197 reviews91 followers
July 20, 2015
This is an excellent book on a topic I've never seen covered before in such detail. The book is very much targeted at an academic audience though, and largely framed within the North American context. Despite this, many of the core ideas and principles would be relevant within other societies, and though it's not a light read, I would definitely recommend it.
Profile Image for E Money The Cat.
170 reviews7 followers
February 6, 2024
Unbelievably insightful. Had to come back to this (5 years later!) after another text clicked something in my mind.

Broken down by chapters. Each with its own researcher and topic that, when taken together, paints a bleak (awful) image of a world dominated by what bell hooks labels “white-supremacist capitalist patriarchy.”

Here are a few snippets:

1) “Effects of the strengthened anti-domestic violence legislation is that battered women kill their abusers less frequently; however, batterers do not. … With mandatory arrest laws, police officers frequently arrest those being battered rather than batterers.”

Why would they not cause more rather than less harm? Policing is inherently patriarchal.

2) “Gendered surveillance accomplished through birth certificates means that bodies must reinforce the socially and culturally mandated binary sex characteristics.”

State apparatus requires permanence in identification. Human beings are thus static forms, never becoming, in its eyes. While this is a problem for everyone, our trans and NB friends obviously suffer a *major* problem.

3) “‘Our Bump!’ Below these words is a striking image: a brown-skinned pregnant woman, swathed in sparkling silver and pink sari, her protruding abdomen the focus of the photograph, her face conspicuously absent.”

There is an industry propped up by rich white western couples who are unable to, or just don’t want to, have (as in carry to term) children who will have their DNA gestationally carried by women in underprivileged countries. So they have these companies (yay capitalism!) that have their babies for them.

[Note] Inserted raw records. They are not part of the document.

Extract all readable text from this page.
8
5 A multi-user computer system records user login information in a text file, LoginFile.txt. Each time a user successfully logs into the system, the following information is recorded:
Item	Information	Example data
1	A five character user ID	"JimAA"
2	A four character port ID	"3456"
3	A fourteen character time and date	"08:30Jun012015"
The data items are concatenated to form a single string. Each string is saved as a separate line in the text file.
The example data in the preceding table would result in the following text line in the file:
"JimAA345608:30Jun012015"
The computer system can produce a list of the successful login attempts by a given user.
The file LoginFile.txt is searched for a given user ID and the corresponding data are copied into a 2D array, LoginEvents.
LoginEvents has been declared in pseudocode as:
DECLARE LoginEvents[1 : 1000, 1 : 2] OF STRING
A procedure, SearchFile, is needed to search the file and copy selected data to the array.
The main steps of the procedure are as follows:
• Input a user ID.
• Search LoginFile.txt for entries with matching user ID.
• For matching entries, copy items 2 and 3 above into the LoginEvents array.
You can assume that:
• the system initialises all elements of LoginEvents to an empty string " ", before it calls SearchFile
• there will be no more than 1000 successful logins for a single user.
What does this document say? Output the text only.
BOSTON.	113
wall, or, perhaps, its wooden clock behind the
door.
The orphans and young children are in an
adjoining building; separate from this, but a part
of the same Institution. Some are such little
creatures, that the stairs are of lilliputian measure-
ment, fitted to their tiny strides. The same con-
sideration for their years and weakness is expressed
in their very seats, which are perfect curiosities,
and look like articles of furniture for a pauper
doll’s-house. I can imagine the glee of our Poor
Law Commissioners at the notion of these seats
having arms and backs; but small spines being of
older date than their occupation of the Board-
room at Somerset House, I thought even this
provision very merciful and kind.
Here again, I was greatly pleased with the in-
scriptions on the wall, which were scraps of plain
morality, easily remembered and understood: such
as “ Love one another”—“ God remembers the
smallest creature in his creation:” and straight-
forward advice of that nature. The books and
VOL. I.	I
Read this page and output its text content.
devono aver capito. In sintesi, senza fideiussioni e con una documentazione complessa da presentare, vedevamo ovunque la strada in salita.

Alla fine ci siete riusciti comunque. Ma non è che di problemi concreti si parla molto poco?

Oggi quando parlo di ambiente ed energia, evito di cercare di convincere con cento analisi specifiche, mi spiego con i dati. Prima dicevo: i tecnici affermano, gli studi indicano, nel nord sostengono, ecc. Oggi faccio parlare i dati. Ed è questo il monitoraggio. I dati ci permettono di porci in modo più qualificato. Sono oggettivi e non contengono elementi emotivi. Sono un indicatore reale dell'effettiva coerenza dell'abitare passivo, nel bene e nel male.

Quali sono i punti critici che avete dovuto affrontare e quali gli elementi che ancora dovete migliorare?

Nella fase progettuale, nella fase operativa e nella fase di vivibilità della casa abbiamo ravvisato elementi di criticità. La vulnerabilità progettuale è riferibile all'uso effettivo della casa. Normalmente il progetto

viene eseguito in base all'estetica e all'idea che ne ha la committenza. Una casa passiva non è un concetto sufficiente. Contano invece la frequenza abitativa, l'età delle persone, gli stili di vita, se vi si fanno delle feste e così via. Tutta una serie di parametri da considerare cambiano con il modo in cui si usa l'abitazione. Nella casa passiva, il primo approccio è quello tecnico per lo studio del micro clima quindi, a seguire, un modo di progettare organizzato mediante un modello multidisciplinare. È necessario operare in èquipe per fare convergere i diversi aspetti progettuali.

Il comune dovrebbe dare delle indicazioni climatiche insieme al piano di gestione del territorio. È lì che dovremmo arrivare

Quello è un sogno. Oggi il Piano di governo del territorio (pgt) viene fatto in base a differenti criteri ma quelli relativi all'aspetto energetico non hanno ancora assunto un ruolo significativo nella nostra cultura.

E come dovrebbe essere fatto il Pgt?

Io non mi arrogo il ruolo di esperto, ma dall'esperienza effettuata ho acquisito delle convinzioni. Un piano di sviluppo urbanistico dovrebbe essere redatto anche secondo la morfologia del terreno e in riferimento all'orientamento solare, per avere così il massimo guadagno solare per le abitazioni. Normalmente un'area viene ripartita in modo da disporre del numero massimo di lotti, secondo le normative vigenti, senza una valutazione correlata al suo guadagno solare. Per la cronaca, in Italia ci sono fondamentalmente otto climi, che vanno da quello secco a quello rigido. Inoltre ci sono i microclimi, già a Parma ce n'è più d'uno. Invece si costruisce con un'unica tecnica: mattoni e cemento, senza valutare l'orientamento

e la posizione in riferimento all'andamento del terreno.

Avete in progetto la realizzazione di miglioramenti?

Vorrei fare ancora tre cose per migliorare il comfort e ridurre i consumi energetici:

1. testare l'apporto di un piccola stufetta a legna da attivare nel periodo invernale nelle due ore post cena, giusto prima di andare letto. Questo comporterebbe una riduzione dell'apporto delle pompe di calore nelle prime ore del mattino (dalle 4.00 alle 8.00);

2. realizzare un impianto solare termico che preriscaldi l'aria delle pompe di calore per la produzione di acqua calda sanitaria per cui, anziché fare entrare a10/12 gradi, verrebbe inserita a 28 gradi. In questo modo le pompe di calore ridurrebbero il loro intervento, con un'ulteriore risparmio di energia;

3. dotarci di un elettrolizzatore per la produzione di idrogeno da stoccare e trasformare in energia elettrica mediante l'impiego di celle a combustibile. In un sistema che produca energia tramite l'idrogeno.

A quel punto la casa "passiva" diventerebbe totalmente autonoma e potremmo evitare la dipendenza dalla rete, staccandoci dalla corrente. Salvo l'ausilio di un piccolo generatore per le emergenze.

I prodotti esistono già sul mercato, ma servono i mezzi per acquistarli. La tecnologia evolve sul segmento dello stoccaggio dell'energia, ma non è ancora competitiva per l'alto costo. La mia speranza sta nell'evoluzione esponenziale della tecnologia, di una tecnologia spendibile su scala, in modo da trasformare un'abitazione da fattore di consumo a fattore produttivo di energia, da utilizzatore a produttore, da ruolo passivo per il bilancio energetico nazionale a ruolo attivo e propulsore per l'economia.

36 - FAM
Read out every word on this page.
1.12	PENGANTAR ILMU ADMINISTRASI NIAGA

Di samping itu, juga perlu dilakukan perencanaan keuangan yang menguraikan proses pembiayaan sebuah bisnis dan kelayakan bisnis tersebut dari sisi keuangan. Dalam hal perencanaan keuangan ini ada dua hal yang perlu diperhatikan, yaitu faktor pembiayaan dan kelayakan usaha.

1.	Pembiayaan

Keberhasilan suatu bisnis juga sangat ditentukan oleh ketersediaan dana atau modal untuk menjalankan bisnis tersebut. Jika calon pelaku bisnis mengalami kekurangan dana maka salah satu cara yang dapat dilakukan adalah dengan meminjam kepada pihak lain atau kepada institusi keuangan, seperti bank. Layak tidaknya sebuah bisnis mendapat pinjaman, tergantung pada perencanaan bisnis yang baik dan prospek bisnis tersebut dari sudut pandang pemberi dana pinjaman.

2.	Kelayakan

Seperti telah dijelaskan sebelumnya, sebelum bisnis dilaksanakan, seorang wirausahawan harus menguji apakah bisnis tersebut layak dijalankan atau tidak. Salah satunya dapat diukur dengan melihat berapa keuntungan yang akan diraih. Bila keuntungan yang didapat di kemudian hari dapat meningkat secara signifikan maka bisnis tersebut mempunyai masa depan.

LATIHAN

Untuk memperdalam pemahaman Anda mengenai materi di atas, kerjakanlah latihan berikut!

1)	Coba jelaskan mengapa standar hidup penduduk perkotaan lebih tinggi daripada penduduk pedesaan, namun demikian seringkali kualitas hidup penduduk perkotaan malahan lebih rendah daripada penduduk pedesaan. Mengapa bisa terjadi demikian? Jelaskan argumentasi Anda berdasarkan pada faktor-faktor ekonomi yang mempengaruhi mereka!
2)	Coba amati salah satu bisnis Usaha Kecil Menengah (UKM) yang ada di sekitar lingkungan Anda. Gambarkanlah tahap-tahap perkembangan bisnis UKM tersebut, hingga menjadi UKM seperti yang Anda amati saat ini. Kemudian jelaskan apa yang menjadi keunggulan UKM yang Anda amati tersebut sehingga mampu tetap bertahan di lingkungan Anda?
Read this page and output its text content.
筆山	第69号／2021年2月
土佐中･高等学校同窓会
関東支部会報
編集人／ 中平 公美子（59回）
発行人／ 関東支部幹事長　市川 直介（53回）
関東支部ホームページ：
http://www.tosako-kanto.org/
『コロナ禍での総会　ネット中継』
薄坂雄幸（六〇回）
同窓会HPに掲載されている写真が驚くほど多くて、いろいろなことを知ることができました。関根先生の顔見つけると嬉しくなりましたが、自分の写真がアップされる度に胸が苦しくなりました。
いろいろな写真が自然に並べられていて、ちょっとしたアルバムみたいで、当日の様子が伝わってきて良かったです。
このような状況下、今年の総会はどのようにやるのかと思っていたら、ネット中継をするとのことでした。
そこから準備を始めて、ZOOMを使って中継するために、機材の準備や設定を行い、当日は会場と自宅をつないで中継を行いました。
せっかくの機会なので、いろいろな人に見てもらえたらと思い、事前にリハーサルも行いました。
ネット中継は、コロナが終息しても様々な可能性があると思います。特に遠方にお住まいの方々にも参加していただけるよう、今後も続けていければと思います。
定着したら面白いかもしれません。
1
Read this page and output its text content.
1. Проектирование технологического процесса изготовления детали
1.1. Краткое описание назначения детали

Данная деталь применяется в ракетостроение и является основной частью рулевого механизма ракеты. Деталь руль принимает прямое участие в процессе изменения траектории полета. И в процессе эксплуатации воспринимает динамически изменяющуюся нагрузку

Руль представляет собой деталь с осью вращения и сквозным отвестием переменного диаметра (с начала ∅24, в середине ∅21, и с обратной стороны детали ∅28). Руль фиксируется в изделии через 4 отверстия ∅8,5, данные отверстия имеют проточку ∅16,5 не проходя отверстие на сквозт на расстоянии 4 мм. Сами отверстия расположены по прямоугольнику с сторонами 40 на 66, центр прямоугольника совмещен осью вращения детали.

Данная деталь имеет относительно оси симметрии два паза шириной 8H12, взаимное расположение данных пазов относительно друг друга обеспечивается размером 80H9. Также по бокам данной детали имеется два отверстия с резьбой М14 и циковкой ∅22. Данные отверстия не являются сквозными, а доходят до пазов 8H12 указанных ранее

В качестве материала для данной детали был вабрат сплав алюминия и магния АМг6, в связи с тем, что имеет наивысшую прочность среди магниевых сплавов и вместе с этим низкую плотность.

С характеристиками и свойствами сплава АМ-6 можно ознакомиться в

These brown women, “surrogates,” are thus only viewed as headless baby makers. They are often chained to a bed for 9 months, the violence against them apparent even in the advertising of these companies, but ignored by the privileged customer.

4) “Institutional ethnography can be extended to productively enrich feminist surveillance studies” and “is not a tool one can use without adopting a Marxist feminist materialist perspective.”